There might be a slight problem with Amazon (AMZN) staffing up its ad sales division in hopes of becoming the new Groupon via "Kindle With Special Offers," better known as the $25-off-Kindle-as-long-as-you're-willing-to-live-with-screensaver-ads:
Who, exactly, is going to advertise on a screen that has no apps, no movies, no games and no web browsing?
Amazon is surely eyeing the $30 billion digital display ad market. General Motors' (GM) Buick and Procter & Gamble (PG)'s Olay have come along for the launch ride. That all sounds very positive until you remember the experience Apple (AAPL) has had with its iAds on the iPad -- it's having difficulty finding clients.

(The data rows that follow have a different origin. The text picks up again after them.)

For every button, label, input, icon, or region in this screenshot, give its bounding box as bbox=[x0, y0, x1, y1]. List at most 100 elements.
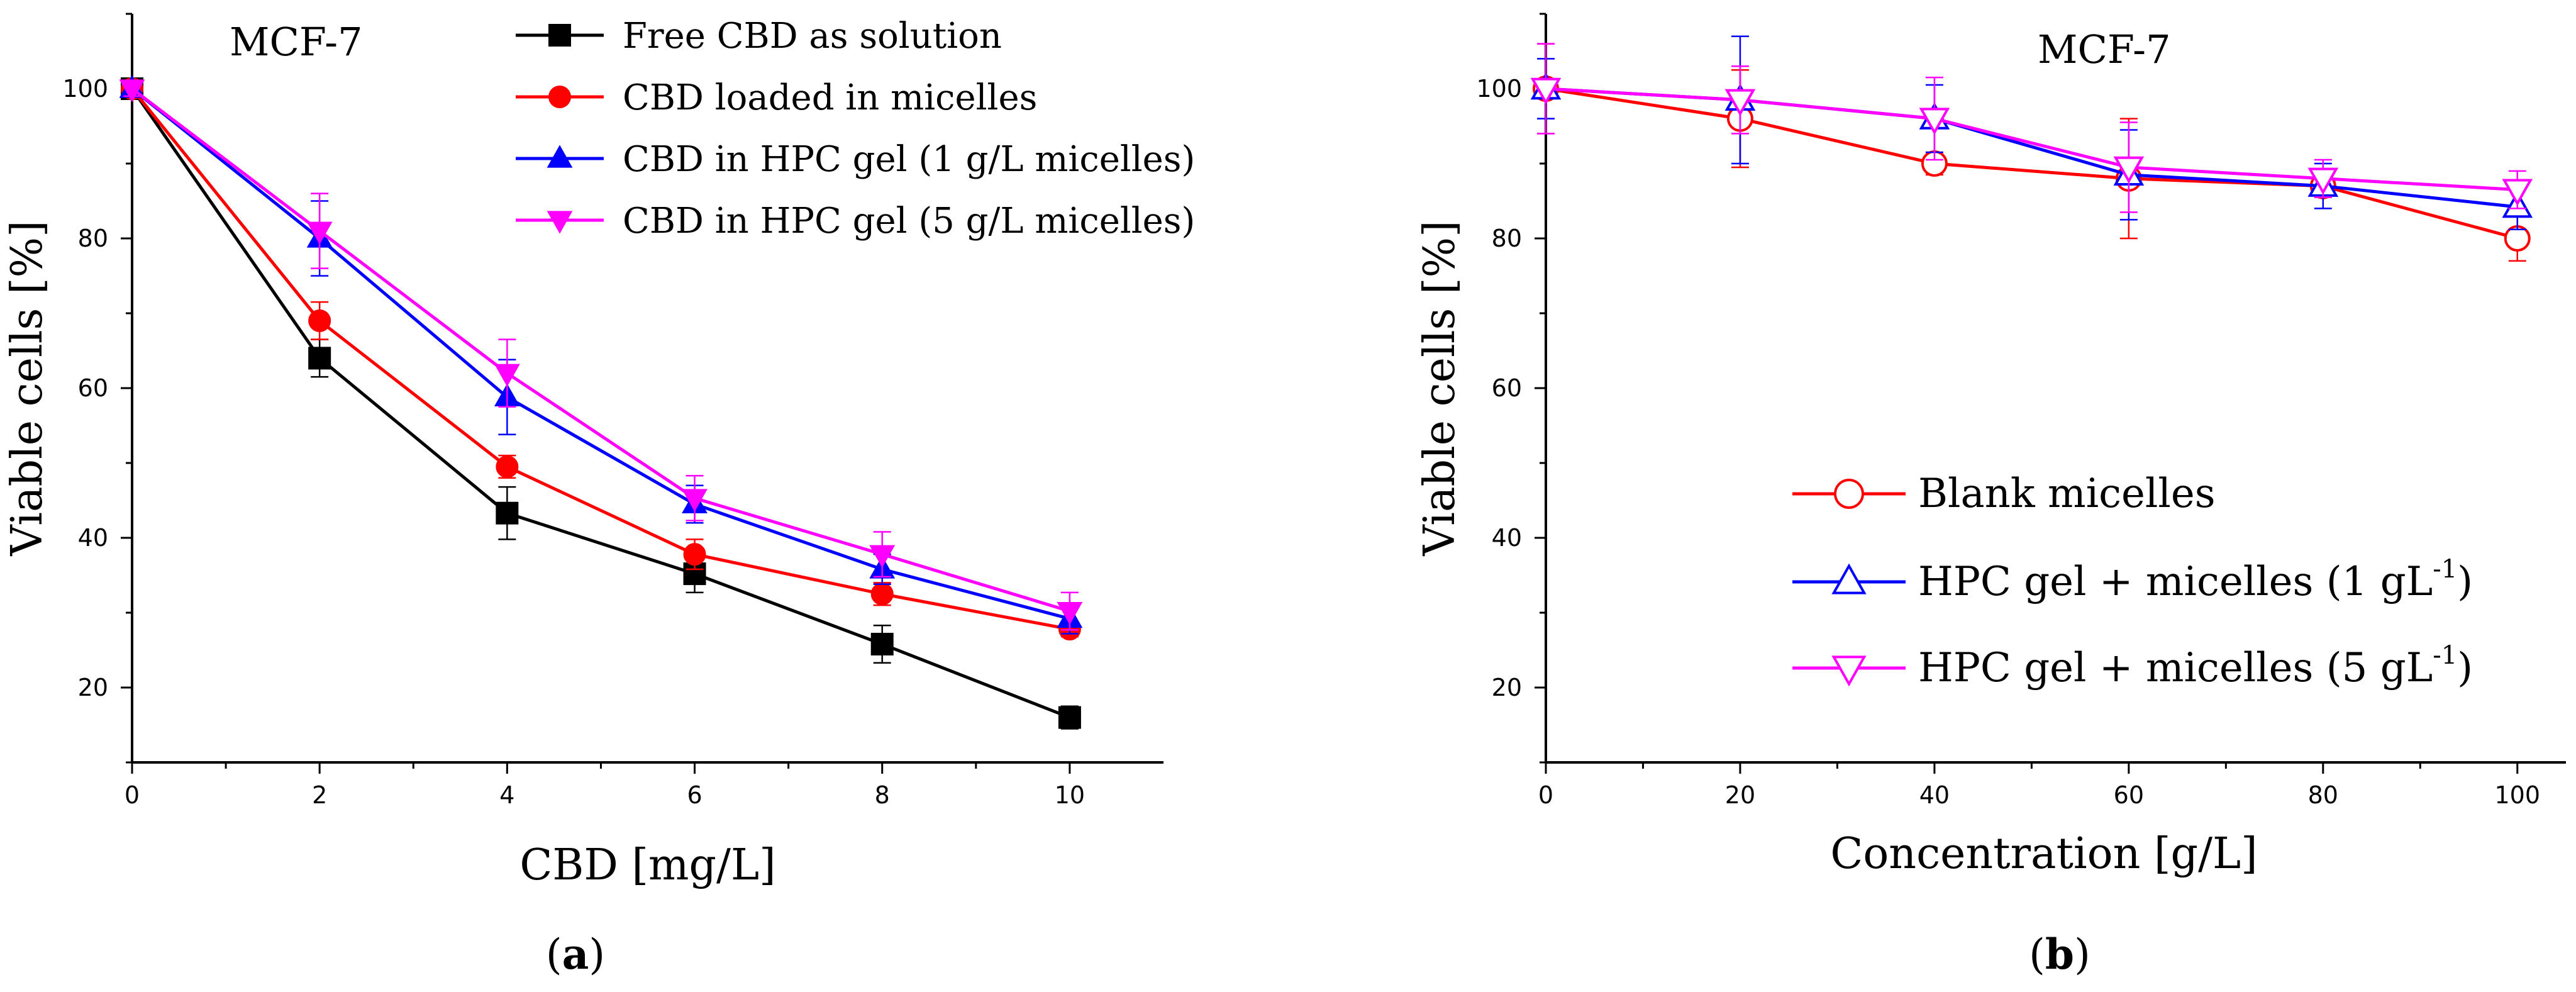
legend-item-cbd-micelles: CBD loaded in micelles bbox=[516, 77, 1037, 118]
y-tick-label: 80 bbox=[78, 225, 108, 252]
y-tick-label: 40 bbox=[1492, 524, 1522, 552]
legend-label-superscript: -1 bbox=[2433, 641, 2457, 670]
series-line bbox=[130, 87, 1070, 719]
data-point bbox=[494, 364, 520, 387]
data-point bbox=[682, 489, 708, 512]
legend-label-main: Blank micelles bbox=[1918, 471, 2216, 517]
legend-item-hpc-1: CBD in HPC gel (1 g/L micelles) bbox=[516, 139, 1195, 180]
panel-a-axes bbox=[131, 14, 1163, 764]
data-point bbox=[870, 632, 894, 655]
legend-marker-triangle-up bbox=[547, 145, 573, 168]
y-tick-label: 80 bbox=[1492, 225, 1522, 252]
panel-b-x-label: Concentration [g/L] bbox=[1830, 829, 2257, 879]
legend-marker-shape bbox=[548, 24, 571, 47]
legend-item-free-cbd: Free CBD as solution bbox=[516, 16, 1002, 57]
data-point bbox=[119, 79, 145, 103]
series-line bbox=[131, 87, 1070, 631]
data-point bbox=[306, 221, 333, 245]
y-tick-label: 20 bbox=[78, 674, 108, 701]
x-tick-label: 0 bbox=[1538, 781, 1553, 809]
y-tick-label: 60 bbox=[78, 374, 108, 402]
legend-label: HPC gel + micelles (5 gL-1) bbox=[1918, 641, 2473, 691]
legend-label: CBD loaded in micelles bbox=[623, 77, 1037, 118]
panel-a-caption: (a) bbox=[546, 930, 605, 979]
panel-a-x-label: CBD [mg/L] bbox=[519, 840, 775, 890]
legend-label-end: ) bbox=[2457, 645, 2473, 691]
legend-marker-shape bbox=[547, 211, 573, 234]
data-point bbox=[1919, 108, 1950, 135]
data-point bbox=[1058, 706, 1081, 729]
legend-marker-shape bbox=[1831, 563, 1867, 594]
legend-label-main: HPC gel + micelles (1 gL bbox=[1918, 559, 2433, 605]
legend-item-hpc-5: CBD in HPC gel (5 g/L micelles) bbox=[516, 201, 1195, 242]
data-point bbox=[870, 582, 894, 606]
x-tick-label: 0 bbox=[125, 781, 140, 809]
legend-label: HPC gel + micelles (1 gL-1) bbox=[1918, 555, 2473, 605]
data-point bbox=[683, 543, 706, 566]
series-line bbox=[131, 87, 1070, 620]
y-tick-label: 100 bbox=[62, 75, 108, 103]
legend-label-end: ) bbox=[2457, 559, 2473, 605]
data-point bbox=[2307, 167, 2339, 195]
legend-marker-open-circle bbox=[1834, 479, 1864, 509]
y-tick-label: 60 bbox=[1492, 374, 1522, 402]
data-point bbox=[1724, 89, 1756, 116]
x-tick-label: 80 bbox=[2308, 781, 2338, 809]
series-3 bbox=[1530, 43, 2533, 213]
legend-marker-square bbox=[548, 24, 571, 47]
panel-a-letter: a bbox=[562, 930, 589, 979]
series-line bbox=[1545, 87, 2518, 240]
legend-marker-open-triangle-up bbox=[1831, 563, 1867, 594]
x-tick-label: 8 bbox=[875, 781, 890, 809]
panel-a-title: MCF-7 bbox=[230, 19, 363, 65]
legend-label: CBD in HPC gel (5 g/L micelles) bbox=[623, 201, 1195, 242]
panel-b-legend: Blank micelles HPC gel + micelles (1 gL-… bbox=[1792, 471, 2473, 691]
series-4 bbox=[119, 79, 1083, 631]
panel-a-y-label: Viable cells [%] bbox=[3, 220, 52, 556]
legend-item-hpc-1: HPC gel + micelles (1 gL-1) bbox=[1792, 555, 2473, 605]
legend-label: Blank micelles bbox=[1918, 471, 2216, 517]
panel-b-letter: b bbox=[2045, 930, 2074, 979]
panel-b-caption: (b) bbox=[2029, 930, 2090, 979]
legend-label: CBD in HPC gel (1 g/L micelles) bbox=[623, 139, 1195, 180]
x-tick-label: 100 bbox=[2494, 781, 2540, 809]
data-point bbox=[308, 309, 331, 332]
series-line bbox=[131, 87, 1070, 613]
panel-b-y-label: Viable cells [%] bbox=[1415, 220, 1465, 556]
data-point bbox=[1057, 602, 1083, 625]
x-tick-label: 6 bbox=[687, 781, 702, 809]
panel-b-chart: 0 20 40 60 80 100 20 40 60 80 100 MCF-7 Concentrat… bbox=[1415, 13, 2566, 979]
legend-marker-shape bbox=[1834, 479, 1864, 509]
data-point bbox=[496, 501, 519, 525]
x-tick-label: 60 bbox=[2114, 781, 2144, 809]
legend-item-blank-micelles: Blank micelles bbox=[1792, 471, 2216, 517]
panel-b-series bbox=[1530, 35, 2533, 262]
data-point bbox=[308, 347, 331, 370]
legend-label-main: HPC gel + micelles (5 gL bbox=[1918, 645, 2433, 691]
legend-label-superscript: -1 bbox=[2433, 555, 2457, 584]
panel-a-ticks: 0 2 4 6 8 10 20 40 60 80 100 bbox=[62, 13, 1085, 809]
legend-marker-shape bbox=[547, 145, 573, 168]
data-point bbox=[2113, 156, 2145, 184]
x-tick-label: 20 bbox=[1725, 781, 1755, 809]
data-point bbox=[2502, 179, 2533, 206]
legend-marker-circle bbox=[548, 86, 571, 108]
x-tick-label: 10 bbox=[1055, 781, 1085, 809]
y-tick-label: 100 bbox=[1476, 75, 1522, 103]
x-tick-label: 40 bbox=[1919, 781, 1950, 809]
legend-label: Free CBD as solution bbox=[623, 16, 1002, 57]
legend-marker-open-triangle-down bbox=[1831, 655, 1867, 687]
data-point bbox=[869, 545, 896, 568]
y-tick-label: 20 bbox=[1492, 674, 1522, 701]
x-tick-label: 2 bbox=[312, 781, 327, 809]
panel-b-title: MCF-7 bbox=[2038, 26, 2171, 72]
y-tick-label: 40 bbox=[78, 524, 108, 552]
panel-a-legend: Free CBD as solution CBD loaded in micel… bbox=[516, 16, 1195, 242]
legend-marker-triangle-down bbox=[547, 211, 573, 234]
panel-a-series bbox=[119, 75, 1083, 730]
data-point bbox=[1530, 77, 1562, 105]
legend-marker-shape bbox=[1831, 655, 1867, 687]
data-point bbox=[496, 455, 519, 478]
legend-marker-shape bbox=[548, 86, 571, 108]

Amazon's third launch partner is basically a house ad for Amazon's Rewards Visa. Many of the "offers" from Amazon will be from house ads, according to Consumer Reports:
Early offers will include a $20 Amazon gift card for $10, $1 for an album from the Amazon MP3 store, and $30 worth of merchandise from either the Amazon Denim Shop or Swim Shop (who knew about those?) for $10.OK, so Amazon may be able to gain extra sales by using Kindle ads to promote the stuff it's already selling in its Amazon stores. But are there real clients with real ad money lining up behind Buick and P&G who for some reason believe the Kindle will offer them something the iPad does not?
Book publishers mostly don't advertise
The most obvious prospects are book publishers. The Kindle would be a perfect place for their ads. The only problem is that publishers spend hardly any money on advertising: About $144 million a year. That sounds like a lot until you realize that the "entertainment" advertising category is worth about $12 billion. Booksellers are just 12 percent of entertainment ad dollars. Most book "marketing" consists of mailing the book to reviewers and begging them to read it.
Most entertainment advertising is for movies, but as you can't buy, download or watch a movie on a Kindle, how many studios will be tempted by this space? I guess you could advertise the movie versions of books to Kindle users, and have them buy the DVD on Amazon. But DVD sales are in long-term decline.
Here's one solution: Amazon should give booksellers pay-for-performance terms on any ads they place on Kindle. Amazon would take a cut on any book sales made via those ads; and booksellers would only have to pay for ads that actually led to sales. For the first time ever, book advertising might actually become a functional business proposition and Kindle readers won't have to sit through irrelevant ads for face cream and cars.